I'm facing the proof, using theorem of Hahn-Banach.
The Theorem is following:
In normed space every linear, continuous functional f on vector subspace $M \subset X$ can be extended to a continuous functional F on X with norm preserved: $\forall_{f \in M'} \exists_{F \in X'}: F|_{M}=f$ and $||F||=||f||$.
Proof:
Let us take $p(x):= ||f|| \cdot ||x||$ for every $x \in X$. Then:
$$ \forall_{x \in M} |f(x)| \leq ||f|| \cdot ||x|| = p(x)$$
Using theorem of Hahn-Banach there exists a functional $F$ extending $f$.

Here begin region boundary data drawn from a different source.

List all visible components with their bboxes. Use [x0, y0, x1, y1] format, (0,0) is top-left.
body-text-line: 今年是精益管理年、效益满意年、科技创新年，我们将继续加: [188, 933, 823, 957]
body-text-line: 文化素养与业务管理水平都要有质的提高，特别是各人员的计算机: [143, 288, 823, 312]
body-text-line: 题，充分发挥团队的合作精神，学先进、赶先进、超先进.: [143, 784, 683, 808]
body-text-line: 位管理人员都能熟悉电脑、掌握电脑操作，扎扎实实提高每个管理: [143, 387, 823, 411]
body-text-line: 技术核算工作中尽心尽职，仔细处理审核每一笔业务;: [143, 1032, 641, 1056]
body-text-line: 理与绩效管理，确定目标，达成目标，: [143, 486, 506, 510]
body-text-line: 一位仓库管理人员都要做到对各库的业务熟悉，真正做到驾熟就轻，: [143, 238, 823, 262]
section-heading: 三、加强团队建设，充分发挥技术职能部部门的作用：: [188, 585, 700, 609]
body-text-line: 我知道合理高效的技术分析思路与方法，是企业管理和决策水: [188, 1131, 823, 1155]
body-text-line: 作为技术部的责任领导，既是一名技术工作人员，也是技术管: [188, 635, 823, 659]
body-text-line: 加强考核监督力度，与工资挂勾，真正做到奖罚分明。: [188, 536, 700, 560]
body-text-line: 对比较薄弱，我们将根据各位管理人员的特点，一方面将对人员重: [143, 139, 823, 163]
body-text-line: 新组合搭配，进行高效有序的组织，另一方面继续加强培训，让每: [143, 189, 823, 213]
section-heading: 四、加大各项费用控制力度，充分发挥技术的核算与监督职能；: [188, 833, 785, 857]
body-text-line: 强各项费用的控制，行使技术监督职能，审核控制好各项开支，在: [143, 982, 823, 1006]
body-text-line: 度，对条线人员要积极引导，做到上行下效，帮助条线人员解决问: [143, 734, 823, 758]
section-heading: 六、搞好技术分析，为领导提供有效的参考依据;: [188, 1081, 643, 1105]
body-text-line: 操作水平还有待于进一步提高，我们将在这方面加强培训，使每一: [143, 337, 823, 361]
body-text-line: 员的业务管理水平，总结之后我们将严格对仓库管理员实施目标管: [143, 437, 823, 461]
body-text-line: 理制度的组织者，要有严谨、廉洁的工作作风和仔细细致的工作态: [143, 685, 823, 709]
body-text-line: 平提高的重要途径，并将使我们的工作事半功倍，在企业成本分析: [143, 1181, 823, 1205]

$$ ||F|| \geq ||f|| \text{ (because F extends f),}$$
$$ ||F|| = sup_{||x|| \leq 1} ||Fx|| \leq sup_{||x|| \leq 1} p(x) = sup_{||x|| \leq 1} ||f|| \cdot ||x|| = ||f|| $$
So $||F|| = ||f||$.
And there is my question. Why the $ sup_{||x|| \leq 1} ||Fx|| \leq sup_{||x|| \leq 1} p(x) $ ? And why $p(x)$ isn't in the norm? Should it be?
Regards
Best Answer
Note that $p(x)$ is a seminorm such that $|f(x)|\leq p(x)$, so using the Hahn-Banach theorem there is a linear functional $F$ extending $f$ such that for all $x\in X$ $$|F(x)|\leq p(x)=\|f\|\|x\|.$$ So $$\|F\|=\sup_{\|x\|\leq 1}|F(x)|\leq\sup_{\|x\|\leq 1}p(x)=\|f\|.$$
I'm not sure what you mean with $p(x)$ being in the norm, but it might be useful to note that $p(x)$ is real number, not an element of $x$.